Given a vector space \(V\) with two finite basis \(\beta\) and \(\beta'\). For \(v \in V\), what is the relationship between \([v]_{\beta}\) and \([v]_{\beta'}\)?

Starting with \([v]_{\beta'}\), we want to derive an expression for \([v]_{\beta}\).
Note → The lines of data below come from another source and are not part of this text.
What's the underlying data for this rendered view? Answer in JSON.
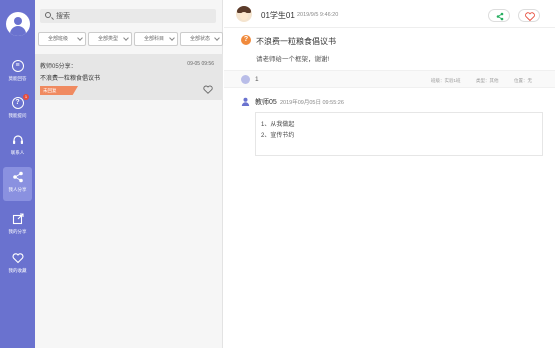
{
  "sidebar": {
    "items": [
      {
        "label": "莫能回答",
        "icon": "chat-icon"
      },
      {
        "label": "我能提问",
        "icon": "question-icon",
        "badge": "1"
      },
      {
        "label": "联系人",
        "icon": "headset-icon"
      },
      {
        "label": "我人分享",
        "icon": "share-icon",
        "active": true
      },
      {
        "label": "我的分享",
        "icon": "export-icon"
      },
      {
        "label": "我的收藏",
        "icon": "heart-icon"
      }
    ]
  },
  "list": {
    "search_value": "搜索",
    "filters": [
      "全部班级",
      "全部类型",
      "全部科目",
      "全部状态"
    ],
    "items": [
      {
        "author": "教师05分享：",
        "time": "09-05 09:56",
        "title": "不浪费一粒粮食倡议书",
        "tag": "未回复"
      }
    ]
  },
  "detail": {
    "student_name": "01学生01",
    "student_time": "2019/9/5 9:46:20",
    "question_title": "不浪费一粒粮食倡议书",
    "question_desc": "请老师给一个框架，谢谢!",
    "reply_count": "1",
    "meta": {
      "class": "班级：实验1班",
      "type": "类型：其他",
      "position": "位置：无"
    },
    "reply": {
      "author": "教师05",
      "time": "2019年09月05日 09:55:26",
      "lines": [
        "1、从我做起",
        "2、宣传节约"
      ]
    }
  },
  "colors": {
    "nav_bg": "#6a72cf",
    "accent_orange": "#f08a3c",
    "tag_bg": "#f08a60",
    "share_green": "#27ae60",
    "like_red": "#e74c3c"
  }
}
We can write

$$ \begin{align*} [v]_{\beta'} &= [I_V(v)]_{\beta'} \\ &= [I_V]_{\beta}^{\beta'}[v]_{\beta} \\ \end{align*} $$

In the first line we just re-wrote the vector so now the identity map is applied on \(v\) which doesn’t change \(v\).
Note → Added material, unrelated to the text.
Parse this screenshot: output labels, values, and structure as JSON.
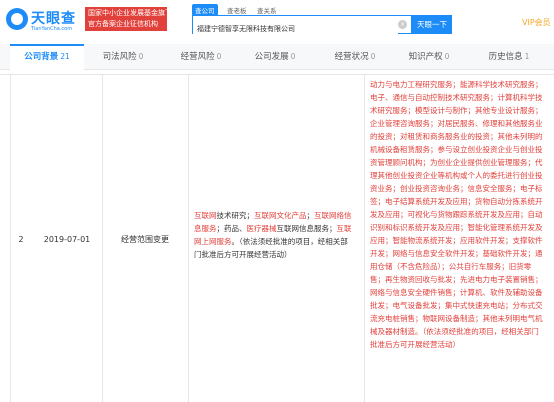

By theorem 2.14, we can re-write this line by first computing the matrix representative of the identity transformation that changes coordinates from \(\beta\) to \(\beta'\). We get this matrix by taking the vectors in \(\beta\), applying the identity transformation which does nothing and then re-writing these vectors with respect to \(\beta'\). These vectors will be the columns of the matrix.



Example

Let \(V = P_1\), \(\beta = \{1, x\}\) and \(\beta' = \{1+x, 1-x\}\). Then to compute the matrix \([I_V]_{\beta}^{\beta'}\), we want to apply the map on the basis \(\beta\) and then write these relative to the basis \(\beta'\) (meaning for each vector, find its coordinates when written as a linear combination of the vectors of the basis \(\beta'\)).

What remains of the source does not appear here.